Hospital Tuanku Ja'afar, Department of Microbiology, Seremban, Malaysia.
Med J Malaysia. 2024 Sep;79(5):569-574.
Community acquired bloodstream infection (CA-BSI) is positive blood culture obtained within 48 hours of hospital admission. Bloodstream infections need to be treated with antibiotics. Inappropriate choice of antibiotics will lead to antimicrobial resistance. This is an observational retrospective study to look at the antimicrobial resistance of organisms causing bloodstream infections in patients admitted to the medical wards in our centre. The aim of the study is to determine the appropriate choice of empirical antibiotics for suspected CA-BSI in our hospital.
All patients admitted to medical wards with blood stream infection during the period January 2021 to June 2021 were enrolled. Identification of organisms and antimicrobial susceptibility testing were obtained. Information regarding the severity of the bacteremia was collected by assessing if the patient needed inotropes, mechanical ventilation or renal replacement therapy. Data on comorbidities which were the presence of end-stage renal failure, diabetic mellitus and immunosuppression were collected.

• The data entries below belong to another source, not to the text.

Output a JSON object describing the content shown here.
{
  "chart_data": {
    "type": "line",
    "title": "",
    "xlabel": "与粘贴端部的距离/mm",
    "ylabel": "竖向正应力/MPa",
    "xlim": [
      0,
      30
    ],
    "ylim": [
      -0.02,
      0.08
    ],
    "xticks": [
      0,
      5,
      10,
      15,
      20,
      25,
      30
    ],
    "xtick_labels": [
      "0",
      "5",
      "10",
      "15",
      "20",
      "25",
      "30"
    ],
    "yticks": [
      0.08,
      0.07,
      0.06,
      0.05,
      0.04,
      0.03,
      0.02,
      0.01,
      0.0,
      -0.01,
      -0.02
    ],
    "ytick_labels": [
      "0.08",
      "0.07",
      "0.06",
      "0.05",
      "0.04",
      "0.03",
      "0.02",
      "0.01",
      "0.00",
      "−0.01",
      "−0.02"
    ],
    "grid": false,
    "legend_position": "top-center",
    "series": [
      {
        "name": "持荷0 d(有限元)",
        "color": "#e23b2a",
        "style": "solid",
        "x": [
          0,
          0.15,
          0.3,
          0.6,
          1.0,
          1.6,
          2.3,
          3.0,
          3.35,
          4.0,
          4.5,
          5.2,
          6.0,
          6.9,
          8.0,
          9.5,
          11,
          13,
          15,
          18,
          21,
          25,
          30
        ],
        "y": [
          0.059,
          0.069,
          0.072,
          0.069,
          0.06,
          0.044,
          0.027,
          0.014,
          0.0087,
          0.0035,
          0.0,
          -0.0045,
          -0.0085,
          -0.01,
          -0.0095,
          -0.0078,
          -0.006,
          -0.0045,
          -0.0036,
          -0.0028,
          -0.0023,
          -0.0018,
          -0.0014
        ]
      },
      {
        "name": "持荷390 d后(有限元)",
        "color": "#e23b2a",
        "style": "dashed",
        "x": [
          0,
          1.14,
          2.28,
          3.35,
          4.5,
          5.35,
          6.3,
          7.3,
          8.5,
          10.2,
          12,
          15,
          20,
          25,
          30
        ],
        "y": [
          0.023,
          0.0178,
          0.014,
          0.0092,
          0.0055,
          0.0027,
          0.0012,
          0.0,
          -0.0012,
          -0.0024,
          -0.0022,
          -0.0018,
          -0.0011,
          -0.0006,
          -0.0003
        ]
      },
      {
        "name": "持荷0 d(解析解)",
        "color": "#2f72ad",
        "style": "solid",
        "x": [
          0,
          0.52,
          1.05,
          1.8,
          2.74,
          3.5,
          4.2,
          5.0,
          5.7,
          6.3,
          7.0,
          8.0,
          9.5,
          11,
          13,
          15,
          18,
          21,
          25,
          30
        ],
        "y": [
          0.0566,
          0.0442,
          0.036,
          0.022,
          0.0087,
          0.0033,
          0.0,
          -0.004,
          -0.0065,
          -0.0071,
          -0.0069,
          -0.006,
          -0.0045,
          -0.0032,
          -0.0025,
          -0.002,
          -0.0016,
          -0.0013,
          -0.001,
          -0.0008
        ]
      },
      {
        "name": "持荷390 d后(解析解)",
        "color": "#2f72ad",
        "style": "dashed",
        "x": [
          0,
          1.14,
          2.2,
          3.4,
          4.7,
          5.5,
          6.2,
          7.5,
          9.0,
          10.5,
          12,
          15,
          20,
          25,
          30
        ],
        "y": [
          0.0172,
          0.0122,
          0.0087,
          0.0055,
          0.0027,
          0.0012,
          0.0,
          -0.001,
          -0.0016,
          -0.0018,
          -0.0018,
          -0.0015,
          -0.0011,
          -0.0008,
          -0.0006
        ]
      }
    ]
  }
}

Total of 269 cases were screened. Out of these 104 communities acquired cases were included. The pathogens frequently isolated were gram negative organisms most commonly Escherichia coli (43%) and Klebsiella species (30%). Staphylococcus aureus accounts for the majority of gram-positive organisms. Only two out of 20 Staphylococcus aureus were methicillin resistant. Bulkholderia pseudomallei accounts for 7.8% cases. All Burkholderia pseudomallei isolates were sensitive to cotrimoxazole. Escherichia coli (46%) isolates demonstrated a higher resistance pattern to Augmentin compared to klebsiella species (17.4%). The overall mortality rate was 22%, with higher rates for those critically ill (39%). Patients with Enterobacteriaceae infection showed no difference in outcome between the groups of patients according to sensitivity to Augmentin and cefotaxime. These groups of patients who were critically ill did not demonstrate any significant difference in terms of resistance pattern to Augmentin (p = 0.3) and cefotaxime (p = 0.7). Patients who are aged 65 or older have a significantly more resistant pattern to Augmentin and cefotaxime.
Antibiogram serves as a guide for clinicians to choose appropriate choices of antibiotics based on local data. Empirical antibiotics of choice for patients with sepsis should be narrow-spectrum beta lactam/beta lactamase inhibitors. Broad spectrum beta lactam/beta lactamase inhibitors such as piperacillin tazobactam should be reserved for patients who are critically ill and elderly patients over 65 years. The antibiotics should be deescalated once the organisms and sensitivity of the antibiotics are known.
社区获得性血流感染(CA-BSI)是指在入院后 48 小时内获得的阳性血培养。血流感染需要用抗生素治疗。抗生素选择不当会导致抗菌药物耐药性。这是一项观察性回顾性研究,旨在观察我院内科病房住院患者血流感染病原体的抗菌药物耐药性。本研究的目的是确定我院疑似 CA-BSI 患者经验性抗生素的合理选择。
纳入 2021 年 1 月至 2021 年 6 月期间在我院内科病房住院且患有血流感染的所有患者。对病原体进行鉴定和药敏试验。通过评估患者是否需要使用血管活性药物、机械通气或肾脏替代治疗来收集有关菌血症严重程度的信息。收集了与终末期肾病、糖尿病和免疫抑制相关的合并症信息。
共筛选出 269 例患者,其中包括 104 例社区获得性病例。最常分离的病原体是革兰氏阴性菌,最常见的是大肠埃希菌(43%)和克雷伯菌属(30%)。金黄色葡萄球菌是革兰氏阳性菌的主要病原体。20 株金黄色葡萄球菌中只有 2 株对甲氧西林耐药。类鼻疽伯克霍尔德菌占 7.8%。所有类鼻疽伯克霍尔德菌分离株对复方磺胺甲噁唑均敏感。大肠埃希菌(46%)分离株对氨苄西林的耐药模式高于克雷伯菌属(17.4%)。总的死亡率为 22%,危重症患者死亡率更高(39%)。根据对氨苄西林和头孢噻肟的药敏试验结果,肠杆菌科感染患者的预后在两组之间无差异。这些危重症患者对氨苄西林(p=0.3)和头孢噻肟(p=0.7)的耐药模式无显著差异。65 岁或以上的患者对氨苄西林和头孢噻肟的耐药模式明显增加。
抗生素药敏试验结果可作为临床医生根据当地数据选择合适抗生素的指南。脓毒症患者经验性抗生素的选择应为窄谱β-内酰胺/β-内酰胺酶抑制剂。对于重症和 65 岁以上的老年患者,应保留广谱β-内酰胺/β-内酰胺酶抑制剂,如哌拉西林他唑巴坦。一旦明确病原体及其药敏情况,就应降低抗生素级别。